会場はたしか東京国際フォーラムだったと記憶しているが、寝屋川市市民体育館だったかもしれない。

開演前に腹ごしらえしておこうと、渋谷だったか、道頓堀だったかで食事をすることになった。そこで妻か娘がお気に入りのパスタ専門店に入ったわけだが、実は私はこのパスタというやつが、想像しただけでウシのように涎がだらだら出るほど大好きか、誰かが「パスタ」と口にしただけで、その人間に襲いかかりたくなるほど大嫌いかのどちらかなのだ。

ともかく食事をすませて会場に入った。
座席は、出演者が笑ったときに歯茎の色まで判るほどステージに近かったか、ゾウガメが楽器を弾いていても判らないほど後ろの方だったか、よく思い出せないが、いずれにせよ私は、コンサートなんだから音楽さえよく聴こえればそれでいいという主義か、華やかなステージの様子を見ることもコンサートの醍醐味のひとつだという主義のどちらかなのだ。

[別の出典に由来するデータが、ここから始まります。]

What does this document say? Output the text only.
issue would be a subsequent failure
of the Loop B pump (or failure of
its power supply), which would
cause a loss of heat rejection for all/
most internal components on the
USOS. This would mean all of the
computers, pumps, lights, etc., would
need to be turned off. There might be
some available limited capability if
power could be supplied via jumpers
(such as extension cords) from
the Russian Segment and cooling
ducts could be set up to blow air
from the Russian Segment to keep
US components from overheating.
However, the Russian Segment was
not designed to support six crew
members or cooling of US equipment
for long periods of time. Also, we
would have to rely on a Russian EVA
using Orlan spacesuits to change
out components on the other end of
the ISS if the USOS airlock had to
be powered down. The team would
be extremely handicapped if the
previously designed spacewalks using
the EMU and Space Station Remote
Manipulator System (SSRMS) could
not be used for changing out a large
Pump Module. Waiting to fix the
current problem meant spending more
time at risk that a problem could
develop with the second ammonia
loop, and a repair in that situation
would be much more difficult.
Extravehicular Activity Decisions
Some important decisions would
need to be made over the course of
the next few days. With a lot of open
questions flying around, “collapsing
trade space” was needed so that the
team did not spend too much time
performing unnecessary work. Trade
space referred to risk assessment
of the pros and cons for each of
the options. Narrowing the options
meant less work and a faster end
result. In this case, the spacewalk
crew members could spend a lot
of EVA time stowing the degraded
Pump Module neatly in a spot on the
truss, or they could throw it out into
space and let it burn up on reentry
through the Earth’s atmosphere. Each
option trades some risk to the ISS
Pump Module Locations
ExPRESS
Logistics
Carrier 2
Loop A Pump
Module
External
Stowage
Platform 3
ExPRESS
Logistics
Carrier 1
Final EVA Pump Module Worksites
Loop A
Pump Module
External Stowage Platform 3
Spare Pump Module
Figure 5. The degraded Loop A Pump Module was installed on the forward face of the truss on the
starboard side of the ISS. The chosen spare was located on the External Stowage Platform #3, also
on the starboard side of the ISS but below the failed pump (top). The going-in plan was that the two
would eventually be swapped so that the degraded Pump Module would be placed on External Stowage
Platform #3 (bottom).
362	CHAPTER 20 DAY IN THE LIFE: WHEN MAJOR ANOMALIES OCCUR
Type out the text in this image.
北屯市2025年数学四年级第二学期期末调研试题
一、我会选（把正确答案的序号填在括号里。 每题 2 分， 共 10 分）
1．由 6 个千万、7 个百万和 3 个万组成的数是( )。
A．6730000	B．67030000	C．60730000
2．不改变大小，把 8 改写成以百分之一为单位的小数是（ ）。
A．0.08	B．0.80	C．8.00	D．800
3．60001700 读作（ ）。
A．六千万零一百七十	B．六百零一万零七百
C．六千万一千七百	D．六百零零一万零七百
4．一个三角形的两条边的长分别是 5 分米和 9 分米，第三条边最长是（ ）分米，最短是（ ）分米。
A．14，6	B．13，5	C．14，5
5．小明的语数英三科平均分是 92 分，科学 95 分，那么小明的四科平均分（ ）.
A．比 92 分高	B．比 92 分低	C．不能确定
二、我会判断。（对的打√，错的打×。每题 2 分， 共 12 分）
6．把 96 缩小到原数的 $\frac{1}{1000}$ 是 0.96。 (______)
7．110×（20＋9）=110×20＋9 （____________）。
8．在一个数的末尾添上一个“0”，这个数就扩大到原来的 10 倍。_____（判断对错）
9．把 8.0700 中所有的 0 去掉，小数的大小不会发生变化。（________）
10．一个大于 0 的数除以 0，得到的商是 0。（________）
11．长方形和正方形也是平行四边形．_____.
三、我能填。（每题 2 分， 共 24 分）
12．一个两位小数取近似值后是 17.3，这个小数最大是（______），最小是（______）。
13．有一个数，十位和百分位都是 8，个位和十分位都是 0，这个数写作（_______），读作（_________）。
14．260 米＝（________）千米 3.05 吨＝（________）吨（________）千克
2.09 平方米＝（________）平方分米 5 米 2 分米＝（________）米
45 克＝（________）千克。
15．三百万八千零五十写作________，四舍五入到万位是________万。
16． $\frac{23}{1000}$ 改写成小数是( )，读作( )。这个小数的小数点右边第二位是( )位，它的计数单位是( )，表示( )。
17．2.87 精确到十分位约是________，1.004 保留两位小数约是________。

ともかく、私のいちばん好きな曲でコンサートが始まって、いい気分で聴いていたのだが、満腹になっていたのが災いしたか、すぐに眠気に襲われて、結局コンサート終了まで眠ってしまった。
私は、横に座っていながら起こしてくれなかった妻か娘を、今でもヘビのように執念深く恨んでいるか、そんなこともあったっけ、とよく思い出せないかのどちらかだと思っている。

まあ、そんなことがあったコンサートを観に行ったわけだが、そんなコンサートは観に行かなかったような気もする。